When I interviewed Cessnock trainer Aleacia Bennett for this column about two years ago, she told me she was determined to one day win a TAB Highway Handicap.
She had a few attempts without success but las Saturday her determination and persistence paid off when Buddy Honest won last Saturday’s edition of the series, an 1100-metre Class 2 at Rosehill.
Ridden by Rachael Murray, the three-year-old, who was on a seven-day back-up after finishing fourth the previous week, went straight to the front from his wide barrier and never looked in danger, scoring by two lengths.
“It’s amazing. I’ve only had a few starters in town,” said Bennett.
“I wasn’t overly confident but I know he always tries his heart out. To make things even better, my parents own the horse and my husband, aunt and mother-in-law help me at the stables ... and my great friend Rachael rode him!”
Murray was just as excited after the win, which was her 111th for the season.
“She (Bennett) is my best friend. I speak with her every day and she puts up with me and encourages me. To win a TAB Highway race together is the best thing,” Murray said.
The win was Buddy Honest’s third from nine starts and Bennett said the gelding will now enjoy a spell.
Another one for Gai
The Clarence River Jockey Club completed another wonderful carnival last week.
The feature race was the $160,000 Grafton Cup (2350 metres), won by the Gai Waterhouse and Adrian Bott-trained Supply And Demand. Josh Parr rode him and the pair defeated Get On The Grange by a short neck.
Supply And Demand’s victory gave Waterhouse her fourth Grafton Cup.
In the following race, the 1000 metre Sir James Kirby Quality, the Damien Lane-trained Johnny Roo Boy (with Jason Taylor aboard), scored by a short head from Lady Jetsetter, ridden by Robert Thompson.
Lane and Taylor had already combined to take out the South Grafton Cup the previous Sunday with Mr McBat.
Two for Chelsea
Hawkesbury apprentice Chelsea Ings had her first rides as a two-kilo claiming rider at Cowra last Saturday, and it was a profitable day.
Ings, who has been in fine form following a brief period on the sidelines through injury, scored on Flying By, trained by Peter Stanley, and Coasting, prepared by Brett Thompson.
Ings shared riding honours for the day with Allan Chau and Bradley Vale, who also both rode winning doubles.
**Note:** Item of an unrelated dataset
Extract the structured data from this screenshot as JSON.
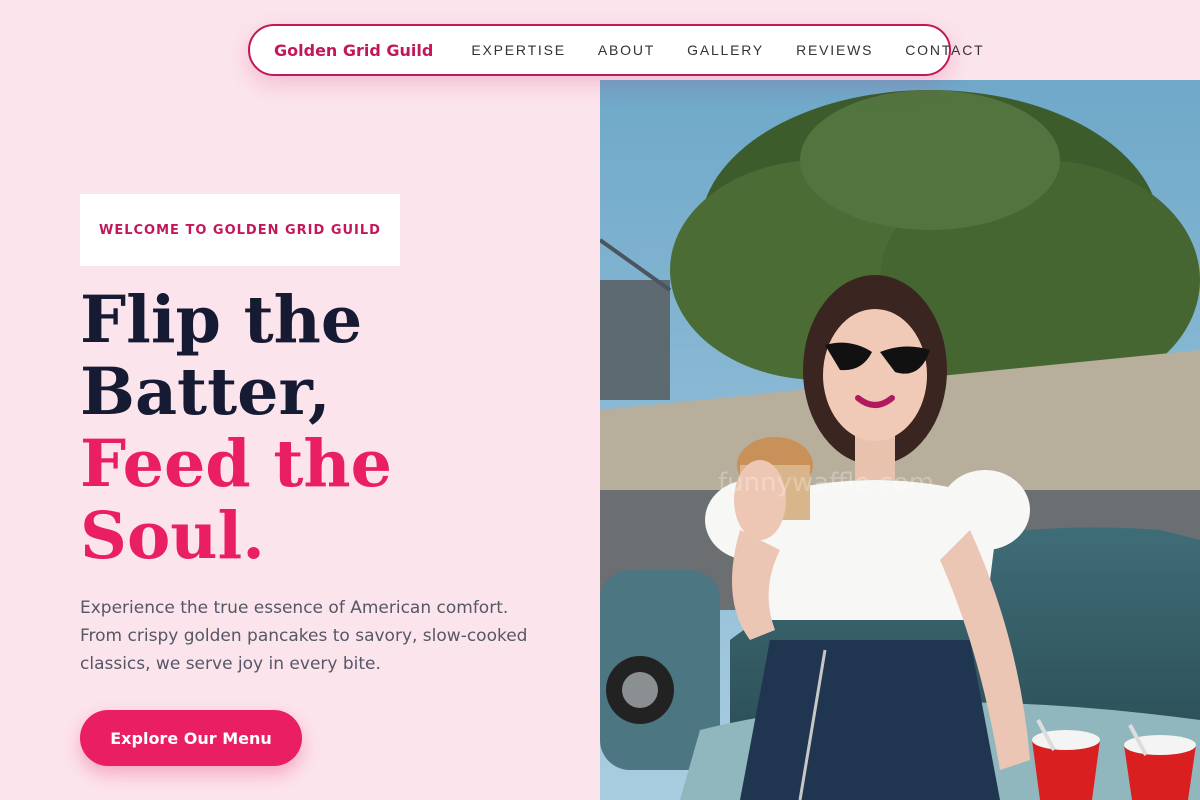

Aside from her obvious talents as a jockey, Ings is an accomplished horse-breaker.
“I’ve been breaking in horses for about four years now,” Ings told me.”
Mum, (trainer Wanda Ings) buys horses for clients and I break them in. We’ve sold several of them through ready-to-run sales.
Breaking in horses is more of a hobby for me, but I do enjoy it.”
Dale does it again
Murwillumbah trainer Matthew Dale staged yet another successful raid north of the border when Count Cumani claimed the 1200-metre maiden at the Gold Coast last Saturday.
Ridden by Cassandra Schmidt, the three-year-old colt scored by a length at 30/1.
There were some good judges singing the praises of the Jenny Graham trained two-year-old Victorem after the youngster, ridden by Ben Looker, won the 1200-metre Springboard To Fame at Grafton last week.
Victorem now has two wins from three starts and is showing plenty of promise.
Brodie takes a break
Young Canberra jockey Brodie Loy is heading to New Caledonia for a month, during which time he intends to mix business with a bit of pleasure.
“I’m treating it like a working holiday,” he said.
“I’ll still ride some trackwork so even though I will be riding less, I should keep my weight down and stay fit.”
Loy added that he is quite happy to be escaping the Canberra cold.
“I’m definitely looking forward to the weather there,” he said.